Nos Estados Unidos, esta prática exige que os médicos se protejam contra processos por meio de seguros cada vez mais onerosos, trazendo como conseqüência a desistência de alguns especialistas de prosseguirem em especialidades mais sujeitas a este problema (como cirurgia plástica, anestesiologia, neurocirurgia e outras).

Hoje temos uma hegemonia do modelo médico, que localiza na doença e não no doente seu objeto de análise. Este ideal é oriundo da necessidade de estabelecer a Medicina como conhecimento científico (que data do início do século XIX), visão esta que permanece ainda hoje, não incorporando os novos conhecimentos do que seja Ciência, ou de qual o papel do observador num experimento científico.

Sua conseqüência é o distanciamento emocional entre o médico e paciente na crença de que, se não for assim, a capacidade de raciocínio clínico e a capacitação técnica (entendidas como prática científica) estariam irremediavelmente comprometidas.

O resultado da soma de todos estes ingredientes é a insatisfação crescente de médicos e de pacientes. Por um lado os médicos que sentem-se longe do ideal da prática médica e por oputro, os pacientes que percebem os médicos cada vez mias frios, distantes e técnicos.

É evidente que não se pretende que os médicos sejam ingênuos e não saibam dos riscos inerentes à sua profissão ou que abram mão de seu conhecimento e de sua competência em nome de uma aproximação e um envolvimento que recobririam uma incompetência ou mesmo um charlatanismo.

Do mesmo modo, há que se lutar por uma remuneração justa. Afinal, não é pecado algum, após tantos anos de estudo (que, aliás, devem se manter por todo o tempo de carreira) querer ter uma vida digna. Entretanto, nada impede que se associe à competência e ao conhecimento a arte da medicina (dedicar um tempo a ouvir o doente, a conhecê-lo, traçar a terapêutica específica para aquele doente que se conheceu, assim por diante). Do mesmo modo, qualquer busca de uma remuneração maior em detrimento de uma prática competente não será, a longo prazo, benéfica a ninguém.
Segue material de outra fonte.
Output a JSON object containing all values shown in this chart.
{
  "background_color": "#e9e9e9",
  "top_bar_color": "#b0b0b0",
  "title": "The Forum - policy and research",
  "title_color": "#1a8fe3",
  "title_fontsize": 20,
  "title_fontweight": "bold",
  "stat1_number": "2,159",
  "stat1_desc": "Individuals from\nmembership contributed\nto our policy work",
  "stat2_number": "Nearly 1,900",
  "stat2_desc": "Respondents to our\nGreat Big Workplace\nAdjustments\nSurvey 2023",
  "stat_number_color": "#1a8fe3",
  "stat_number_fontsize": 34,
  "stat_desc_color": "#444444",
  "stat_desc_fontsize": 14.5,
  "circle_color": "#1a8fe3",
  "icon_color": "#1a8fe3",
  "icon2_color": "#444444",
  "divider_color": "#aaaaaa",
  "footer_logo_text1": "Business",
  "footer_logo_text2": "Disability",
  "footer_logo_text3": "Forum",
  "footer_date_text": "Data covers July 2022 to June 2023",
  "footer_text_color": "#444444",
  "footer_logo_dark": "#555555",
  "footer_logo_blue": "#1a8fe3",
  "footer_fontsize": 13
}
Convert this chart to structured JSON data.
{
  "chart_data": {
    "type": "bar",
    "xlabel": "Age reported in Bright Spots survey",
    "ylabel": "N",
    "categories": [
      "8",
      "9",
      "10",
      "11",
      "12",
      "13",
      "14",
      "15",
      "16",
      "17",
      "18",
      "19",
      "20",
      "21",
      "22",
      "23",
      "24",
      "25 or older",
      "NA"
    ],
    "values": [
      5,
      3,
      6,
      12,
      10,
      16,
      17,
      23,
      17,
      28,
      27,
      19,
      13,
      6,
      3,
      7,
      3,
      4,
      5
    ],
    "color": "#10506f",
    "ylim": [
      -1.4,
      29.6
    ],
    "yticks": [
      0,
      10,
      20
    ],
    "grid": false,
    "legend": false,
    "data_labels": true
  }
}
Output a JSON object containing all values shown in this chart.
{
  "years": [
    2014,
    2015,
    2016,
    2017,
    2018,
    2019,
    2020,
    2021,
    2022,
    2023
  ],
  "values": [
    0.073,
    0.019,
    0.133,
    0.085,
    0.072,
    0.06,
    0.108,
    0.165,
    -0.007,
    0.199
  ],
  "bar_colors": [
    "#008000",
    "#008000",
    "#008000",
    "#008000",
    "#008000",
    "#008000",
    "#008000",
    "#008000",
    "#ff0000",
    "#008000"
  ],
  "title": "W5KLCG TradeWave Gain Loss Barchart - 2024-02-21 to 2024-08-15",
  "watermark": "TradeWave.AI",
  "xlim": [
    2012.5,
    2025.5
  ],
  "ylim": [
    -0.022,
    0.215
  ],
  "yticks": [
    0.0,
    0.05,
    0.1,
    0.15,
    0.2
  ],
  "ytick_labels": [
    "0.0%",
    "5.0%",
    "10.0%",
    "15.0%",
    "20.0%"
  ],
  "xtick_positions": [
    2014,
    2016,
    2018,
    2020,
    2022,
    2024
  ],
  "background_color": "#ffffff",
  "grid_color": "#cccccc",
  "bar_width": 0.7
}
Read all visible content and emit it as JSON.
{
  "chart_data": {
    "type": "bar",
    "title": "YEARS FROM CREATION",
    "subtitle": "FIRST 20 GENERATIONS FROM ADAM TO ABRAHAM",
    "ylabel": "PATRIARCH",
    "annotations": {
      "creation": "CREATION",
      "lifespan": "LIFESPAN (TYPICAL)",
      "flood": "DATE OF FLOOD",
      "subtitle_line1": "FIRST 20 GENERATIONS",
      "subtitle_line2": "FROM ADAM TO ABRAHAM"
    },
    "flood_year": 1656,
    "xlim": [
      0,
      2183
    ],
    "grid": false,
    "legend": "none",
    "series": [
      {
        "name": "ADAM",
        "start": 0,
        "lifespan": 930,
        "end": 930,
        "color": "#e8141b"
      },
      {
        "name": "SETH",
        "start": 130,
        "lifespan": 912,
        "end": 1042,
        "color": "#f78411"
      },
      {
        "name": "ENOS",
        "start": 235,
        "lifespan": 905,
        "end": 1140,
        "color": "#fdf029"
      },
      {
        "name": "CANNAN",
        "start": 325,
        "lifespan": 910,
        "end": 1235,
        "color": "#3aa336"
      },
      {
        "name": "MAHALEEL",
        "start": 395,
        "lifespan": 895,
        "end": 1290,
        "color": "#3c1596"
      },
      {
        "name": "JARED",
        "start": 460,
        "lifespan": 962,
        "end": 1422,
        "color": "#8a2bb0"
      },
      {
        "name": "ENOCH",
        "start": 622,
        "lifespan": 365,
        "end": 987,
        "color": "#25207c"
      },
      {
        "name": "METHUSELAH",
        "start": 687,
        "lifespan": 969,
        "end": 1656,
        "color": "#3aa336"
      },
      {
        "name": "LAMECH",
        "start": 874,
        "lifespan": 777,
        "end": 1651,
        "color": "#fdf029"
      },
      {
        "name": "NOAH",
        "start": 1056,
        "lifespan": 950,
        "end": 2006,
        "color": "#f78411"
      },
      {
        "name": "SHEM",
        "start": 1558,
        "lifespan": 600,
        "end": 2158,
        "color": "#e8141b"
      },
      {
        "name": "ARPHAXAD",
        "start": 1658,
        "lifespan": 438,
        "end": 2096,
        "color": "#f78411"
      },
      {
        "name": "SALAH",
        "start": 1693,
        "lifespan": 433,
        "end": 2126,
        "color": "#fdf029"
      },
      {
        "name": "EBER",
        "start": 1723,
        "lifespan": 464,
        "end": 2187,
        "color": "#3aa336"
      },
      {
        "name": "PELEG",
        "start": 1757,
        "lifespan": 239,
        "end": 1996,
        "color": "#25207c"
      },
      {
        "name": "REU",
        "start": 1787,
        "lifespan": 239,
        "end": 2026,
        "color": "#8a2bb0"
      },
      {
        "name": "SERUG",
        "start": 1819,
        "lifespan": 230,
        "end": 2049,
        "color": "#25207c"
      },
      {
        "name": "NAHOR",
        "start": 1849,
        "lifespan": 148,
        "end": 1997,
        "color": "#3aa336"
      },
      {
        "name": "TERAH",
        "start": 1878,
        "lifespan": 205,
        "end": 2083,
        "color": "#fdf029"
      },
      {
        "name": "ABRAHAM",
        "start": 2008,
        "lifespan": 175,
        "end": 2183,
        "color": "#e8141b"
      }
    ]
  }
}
A submissão pura e simples a estes impasses, sem uma consciência e um questionamento desta realidade difícil, traz somente frustração para todos. A prática baseada no temor a ser processado acarreta uma relação médico-paciente prejudicada e contaminada por esta premissa básica. Paradoxalmente, isto acaba sendo a principal causa aferida pelos Conselhos de Medicina como a raiz dos processos, ou seja, buscando nos defender dos possíveis processos estamos, num efeito “bumerangue”, dando um tiro em nosso próprio pé.
"

 
"Atualmente a prática médica não pode ser avaliada como um todo. Preliminarmente creio que é preciso considerar a especialidade e o local onde a prática do médico será analisada. Não se pode comparar a atividade rotineira de um pediatra, obstetra ou clínico geral com a de um neurocirurgião ou patologista. Assim como não se pode comparar a prática médica em consultório particular com a prática realizada em hospitais públicos ou particulares.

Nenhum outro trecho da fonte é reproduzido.